A question about whether or not currently licensed DMTs are effective in African-Americans has arisen. Why?
Lack of evidence does not mean lack of efficacy.
If you are a non-Caucasian pwMS you will become disabled quicker than your Caucasian counterparts. The evidence that so-called ‘non-whites’, which includes African-Americans, Africans and Asian do worse than ‘whites’ is pretty well accepted. However, most of this data was derived from the pre-DMT and 1st-generation, or injectable (IFNbeta and GA), DMT eras. The question of whether or not the same now holds true in the post-Natalizumab era is unclear.
Jagannadha Avasarala suggests in an editorial below that we should question the assumption that licensed DMTs work in these populations because we don’t have the necessary data to support our assumptions. Why? Simply, because there are too few African-Americans, Africans and Asians in the pivotal phase 3 trials to do sub-group analyses and answer the question he has proposed (see OPERA I & II data below).
These issues also apply to paediatric or childhood MS. In response to the latter, the FDA and EMA now mandate as part of the licensing process that Pharma have to do paediatric trials as part of their post-marketing commitments. Should the regulators be doing the same for the ethnic minority groups? Maybe, but this would come at a cost. Post-marketing commitments are expensive and their costs are built into the drug pricing. Do we want more expensive DMTs? A better solution would be to rely on real-world evidence collected in a systematic way via national and regional registers. I have little doubt that registry data will be able to tell us if ‘non-white’ pwMS respond or not to DMTs.

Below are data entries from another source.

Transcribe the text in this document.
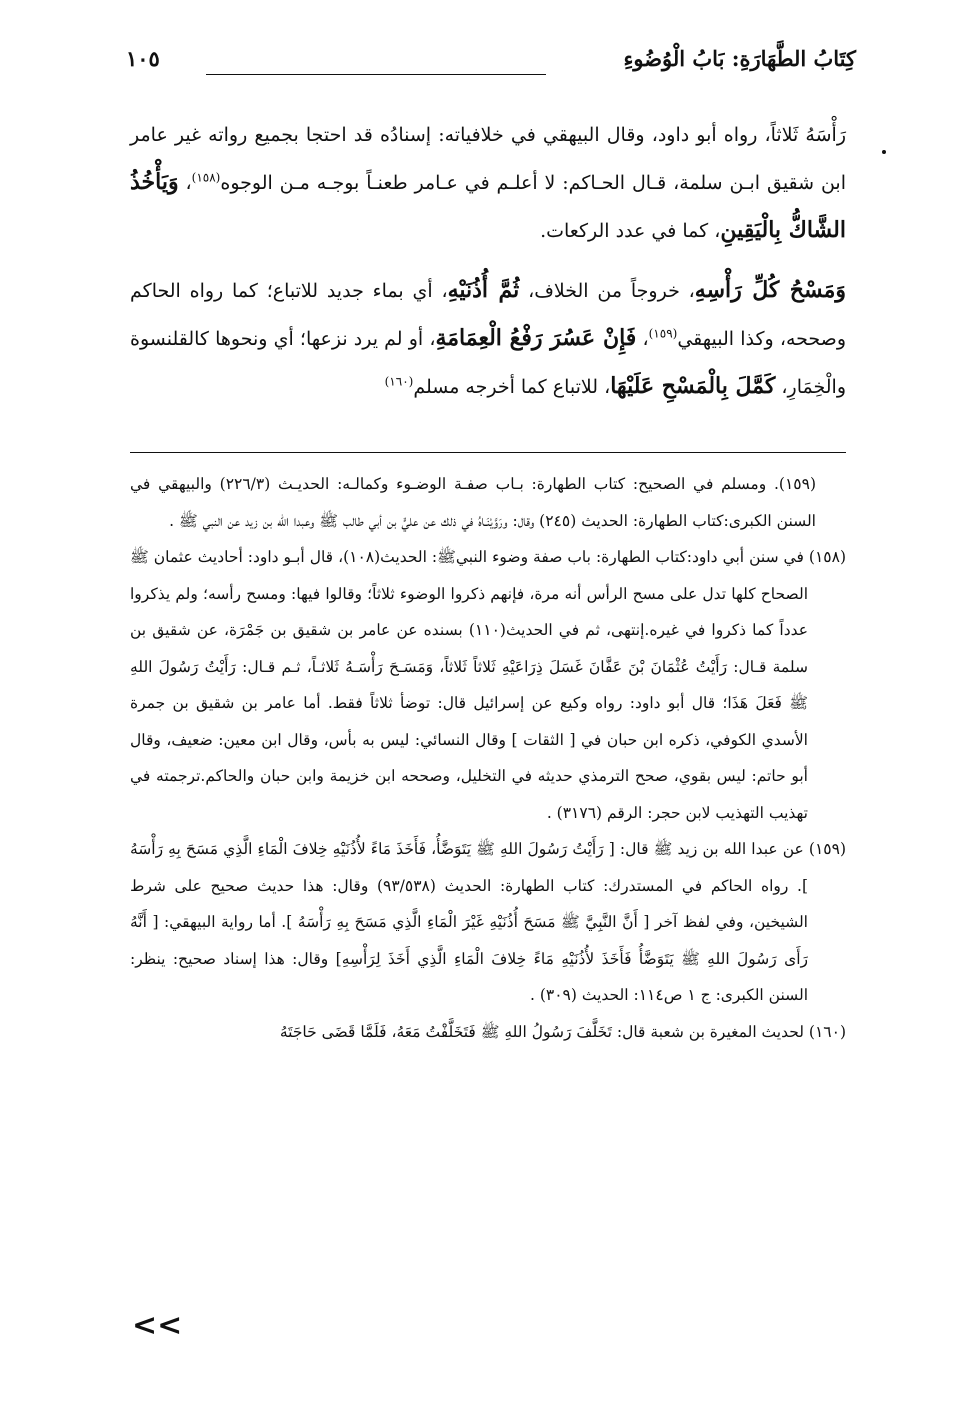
كِتَابُ الطَّهَارَةِ: بَابُ الْوُضُوءِ
١٠٥

رَأْسَهُ ثَلاثاً، رواه أبو داود، وقال البيهقي في خلافياته: إسنادُه قد احتجا بجميع رواته غير عامر ابن شقيق ابـن سلمة، قـال الحـاكم: لا أعلـم في عـامر طعنـاً بوجـه مـن الوجوه$^{(١٥٨)}$، وَيَأْخُذُ الشَّاكُّ بِالْيَقِينِ، كما في عدد الركعات.

وَمَسْحُ كُلِّ رَأْسِهِ، خروجاً من الخلاف، ثُمَّ أُذُنَيْهِ، أي بماء جديد للاتباع؛ كما رواه الحاكم وصححه، وكذا البيهقي$^{(١٥٩)}$، فَإِنْ عَسُرَ رَفْعُ الْعِمَامَةِ، أو لم يرد نزعها؛ أي ونحوها كالقلنسوة والْخِمَارِ، كَمَّلَ بِالْمَسْحِ عَلَيْهَا، للاتباع كما أخرجه مسلم$^{(١٦٠)}$

(١٥٩). ومسلم في الصحيح: كتاب الطهارة: بـاب صفـة الوضـوء وكمالـه: الحديـث (٢٢٦/٣) والبيهقي في السنن الكبرى:كتاب الطهارة: الحديث (٢٤٥) وقال: ورَوَّيْنَـاهُ في ذلك عن عليٍّ بن أبي طالب ﷺ وعبدا الله بن زيد عن النبي ﷺ .

(١٥٨) في سنن أبي داود:كتاب الطهارة: باب صفة وضوء النبيﷺ: الحديث(١٠٨)، قال أبـو داود: أحاديث عثمان ﷺ الصحاح كلها تدل على مسح الرأس أنه مرة، فإنهم ذكروا الوضوء ثلاثاً؛ وقالوا فيها: ومسح رأسه؛ ولم يذكروا عدداً كما ذكروا في غيره.إنتهى، ثم في الحديث(١١٠) بسنده عن عامر بن شقيق بن جَمْرَة، عن شقيق بن سلمة قـال: رَأَيْتُ عُثْمَانَ بْنَ عَفَّانَ غَسَلَ ذِرَاعَيْهِ ثَلاثاً ثَلاثاً، وَمَسَـحَ رَأْسَـهُ ثَلاثـاً، ثـم قـال: رَأَيْتُ رَسُولَ اللهِ ﷺ فَعَلَ هَذَا؛ قال أبو داود: رواه وكيع عن إسرائيل قال: توضأ ثلاثاً فقط. أما عامر بن شقيق بن جمرة الأسدي الكوفي، ذكره ابن حبان في [ الثقات ] وقال النسائي: ليس به بأس، وقال ابن معين: ضعيف، وقال أبو حاتم: ليس بقوي، صحح الترمذي حديثه في التخليل، وصححه ابن خزيمة وابن حبان والحاكم.ترجمته في تهذيب التهذيب لابن حجر: الرقم (٣١٧٦) .

(١٥٩) عن عبدا الله بن زيد ﷺ قال: [ رَأَيْتُ رَسُولَ اللهِ ﷺ يَتَوَضَّأُ، فَأَخَذَ مَاءً لأُذُنَيْهِ خِلافَ الْمَاءِ الَّذِي مَسَحَ بِهِ رَأْسَهُ ]. رواه الحاكم في المستدرك: كتاب الطهارة: الحديث (٩٣/٥٣٨) وقال: هذا حديث صحيح على شرط الشيخين، وفي لفظ آخر [ أَنَّ النَّبِيَّ ﷺ مَسَحَ أُذُنَيْهِ غَيْرَ الْمَاءِ الَّذِي مَسَحَ بِهِ رَأْسَهُ ]. أما رواية البيهقي: [ أَنَّهُ رَأَى رَسُولَ اللهِ ﷺ يَتَوَضَّأُ فَأَخَذَ لأُذُنَيْهِ مَاءً خِلافَ الْمَاءِ الَّذِي أَخَذَ لِرَأْسِهِ] وقال: هذا إسناد صحيح: ينظر: السنن الكبرى: ج ١ ص١١٤: الحديث (٣٠٩) .

(١٦٠) لحديث المغيرة بن شعبة قال: تَخَلَّفَ رَسُولُ اللهِ ﷺ فَتَخَلَّفْتُ مَعَهُ، فَلَمَّا قَضَى حَاجَتَهُ

<<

This editorial will not change our practice. We treat people with active MS who are from ethnic minorities in the same way we treat Caucasian pwMS. Why wouldn’t we? Lack of evidence does not mean lack of efficacy. In my experience pwMS who are from an ethnic minority background respond as well to high efficacy DMTs in terms of treating-2-target of NEDA than Caucasian pwMS. What tends to happen is that they are more likely to end up at the top of the treatment pyramid on one of the monoclonals. The reason for this is that they probably need these higher efficacy DMTs because they have more active MS. Should we rely on anecdotes? Probably not, I suggest we and others audit our data and get back to you on this specific question.
Pharmacotherapy of multiple sclerosis (MS) is evolving rapidly. Despite impressive gains over the past 2 decades in the approval of multiple drugs for MS, lack of recruitment of minorities with MS in phase 3 clinical studies is a persistent concern and skews efficacy and disability data.